New Opportunities Are Emerging for Industrial Investors
With vacancy nationally dropping to a record low of 4.7 percent, real estate services firm Transwestern reported that the average national asking rent, which has been on an upward trajectory for six years, ended the fourth quarter at $6.29 per sq. ft. Of the 47 industrial markets Transwestern tracks, more than 90 percent experienced year-over-year rent growth, and all but four markets posted positive net absorption for the year.
The supply-demand imbalance, which has averaged 97.3 million sq. ft. annually for nine consecutive years, has driven rents up by 20 percent since 2014, according to a CBRE report.
As a result, investors continue to have a strong appetite for industrial properties. The sector showed the strongest performance in investment sales volume in the first month of 2019, at $5 billion, according to research firm Real Capital Analytics (RCA). The figure was still a 52 percent decrease year-over-year, but RCA researchers note that the decline is misleading as the $4 billion of logistics facilities operator GLP by Chinese investors in January 2018 skewed the year-over-year comparison.
Fraker notes that all types of investors favor urban infill markets, especially “last mile” assets near consumers, but all markets near transportation and logistics hubs are being targeted. Separately, big institutional investors are focused on industrial facilities of 1 million sq. ft. or larger with long-term, creditworthy tenants, while other investors prefer smaller, light industrial buildings.
“The most popular assets (big or small) are multi-tenant buildings with near-term rent rolls,” he says, noting that leases negotiated 10 years ago have rental rates way below market. “Buyers will pay a low cap going in because they can renew tenants at a much higher rent.”
Portfolio deals represented a disproportionate amount of overall volume in primary markets in 2018, surging 50 percent year-over-year from just 35.1 percent of activity in 2017, according to the JLL report, which notes that secondary markets experienced a 22.6 percent bump in transaction volume.

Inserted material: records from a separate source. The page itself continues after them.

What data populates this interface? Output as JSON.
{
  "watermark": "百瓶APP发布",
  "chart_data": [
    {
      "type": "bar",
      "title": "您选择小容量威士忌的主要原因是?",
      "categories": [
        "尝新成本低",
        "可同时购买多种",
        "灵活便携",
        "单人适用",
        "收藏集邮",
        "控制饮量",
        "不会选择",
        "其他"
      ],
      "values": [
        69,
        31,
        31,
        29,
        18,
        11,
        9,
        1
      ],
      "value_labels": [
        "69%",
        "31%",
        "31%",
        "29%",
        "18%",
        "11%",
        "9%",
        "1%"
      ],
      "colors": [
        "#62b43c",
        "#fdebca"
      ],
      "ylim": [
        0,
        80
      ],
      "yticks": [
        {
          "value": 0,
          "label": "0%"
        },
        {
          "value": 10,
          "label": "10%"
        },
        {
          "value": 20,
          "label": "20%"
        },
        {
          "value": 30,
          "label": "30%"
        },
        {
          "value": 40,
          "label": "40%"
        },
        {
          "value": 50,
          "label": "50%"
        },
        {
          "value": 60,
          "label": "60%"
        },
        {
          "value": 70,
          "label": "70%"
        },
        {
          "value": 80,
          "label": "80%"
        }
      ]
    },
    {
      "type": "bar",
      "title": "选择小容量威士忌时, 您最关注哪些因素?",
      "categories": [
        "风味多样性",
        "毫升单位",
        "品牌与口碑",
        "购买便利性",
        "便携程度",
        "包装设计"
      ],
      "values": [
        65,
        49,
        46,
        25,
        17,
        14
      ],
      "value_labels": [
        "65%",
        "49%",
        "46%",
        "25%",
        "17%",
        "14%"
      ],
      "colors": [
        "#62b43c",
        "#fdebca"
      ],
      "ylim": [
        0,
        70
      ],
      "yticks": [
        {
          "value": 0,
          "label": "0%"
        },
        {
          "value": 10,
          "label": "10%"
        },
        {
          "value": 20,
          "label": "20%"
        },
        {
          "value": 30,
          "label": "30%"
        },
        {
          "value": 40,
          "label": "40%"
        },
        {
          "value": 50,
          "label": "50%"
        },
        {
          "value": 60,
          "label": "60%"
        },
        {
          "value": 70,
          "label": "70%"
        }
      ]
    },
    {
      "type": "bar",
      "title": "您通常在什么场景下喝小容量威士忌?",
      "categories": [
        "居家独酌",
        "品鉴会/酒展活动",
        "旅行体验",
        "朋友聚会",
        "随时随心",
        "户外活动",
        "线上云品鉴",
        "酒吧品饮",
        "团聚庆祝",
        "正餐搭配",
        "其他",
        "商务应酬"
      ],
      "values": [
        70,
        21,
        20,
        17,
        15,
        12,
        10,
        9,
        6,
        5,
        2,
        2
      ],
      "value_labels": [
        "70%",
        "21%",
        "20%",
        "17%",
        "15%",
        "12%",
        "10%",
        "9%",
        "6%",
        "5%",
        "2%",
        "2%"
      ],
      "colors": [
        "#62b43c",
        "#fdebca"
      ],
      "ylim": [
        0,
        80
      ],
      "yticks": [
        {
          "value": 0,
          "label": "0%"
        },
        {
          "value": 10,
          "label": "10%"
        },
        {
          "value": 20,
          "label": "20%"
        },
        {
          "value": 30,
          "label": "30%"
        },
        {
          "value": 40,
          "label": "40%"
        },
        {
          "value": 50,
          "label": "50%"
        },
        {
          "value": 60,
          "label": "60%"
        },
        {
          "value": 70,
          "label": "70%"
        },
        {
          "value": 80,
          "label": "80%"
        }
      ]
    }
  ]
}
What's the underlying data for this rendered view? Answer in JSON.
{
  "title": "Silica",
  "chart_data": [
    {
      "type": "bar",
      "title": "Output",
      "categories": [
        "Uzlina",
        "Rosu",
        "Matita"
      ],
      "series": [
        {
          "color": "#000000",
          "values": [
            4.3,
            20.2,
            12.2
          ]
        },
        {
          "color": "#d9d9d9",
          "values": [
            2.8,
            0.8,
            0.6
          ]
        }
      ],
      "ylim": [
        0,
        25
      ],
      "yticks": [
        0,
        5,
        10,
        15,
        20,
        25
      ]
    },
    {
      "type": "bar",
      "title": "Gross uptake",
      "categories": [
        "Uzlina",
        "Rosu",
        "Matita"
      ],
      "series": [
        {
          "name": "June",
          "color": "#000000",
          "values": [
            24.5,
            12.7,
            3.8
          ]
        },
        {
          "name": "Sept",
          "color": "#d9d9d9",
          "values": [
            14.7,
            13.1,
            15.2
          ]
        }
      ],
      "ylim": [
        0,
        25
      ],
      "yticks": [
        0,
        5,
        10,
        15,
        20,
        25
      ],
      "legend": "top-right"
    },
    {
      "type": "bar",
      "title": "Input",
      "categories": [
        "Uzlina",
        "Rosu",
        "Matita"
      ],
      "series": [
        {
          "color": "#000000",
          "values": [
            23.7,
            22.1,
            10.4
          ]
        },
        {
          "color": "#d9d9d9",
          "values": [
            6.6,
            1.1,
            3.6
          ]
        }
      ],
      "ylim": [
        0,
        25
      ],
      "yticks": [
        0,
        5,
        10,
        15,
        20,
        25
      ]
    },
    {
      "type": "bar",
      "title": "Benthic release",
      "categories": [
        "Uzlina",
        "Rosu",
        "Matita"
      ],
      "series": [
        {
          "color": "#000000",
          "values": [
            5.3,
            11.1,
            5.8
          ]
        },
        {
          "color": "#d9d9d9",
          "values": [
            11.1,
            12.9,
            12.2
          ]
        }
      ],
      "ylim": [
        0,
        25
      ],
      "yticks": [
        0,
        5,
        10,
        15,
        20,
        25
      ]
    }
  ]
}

As e-commerce grows and evolves, new opportunities for industrial investors are emerging. Major grocers are making aggressive moves into e-commerce by acquiring or partnering with delivery platforms, which is heating up the cold storage sector in particular, according to the JLL report.
As more consumers turn to the convenience of online shopping, Fraker expects more grocers to reduce in-store shelf space and expand their cold storage warehouse space.
According to the USDA, total U.S. cold storage inventory totals only about180 million sq. ft., or 3.6 billion cubic feet. Fraker predicts more speculative development in this area, as the online grocery sales are poised to grow from $19 billion in 2017 to $100 billion by 2024, or 13 percent of overall grocery sales.
“Food is a specialty area, but people will always need to eat, making this type of space recession proof,” says Dallas-based Steve Rowland, senior vice president of industrial real estate with Transwestern, who heads industrial sales. He says that for the first time, Dallas is seeing owners raise roofs on warehouses to give them the clear height and greater functionality occupiers desire, noting that just recently the roof was raised on a cold storage facility occupied by Kraft Foods.
While food storage is considered a specialty sub-sector dominated by build-to-suit development for owner/occupiers, Fraker suggests that overtime it may evolve into a special asset class. There are already a few REITs focused on cold storage, and recently privately-held Dallas Hunt Southwest Real Estate Development dipped its toe into this market, breaking ground on a 300,000-sq.-ft. speculative, cold storage facility in Fort Worth, Texas.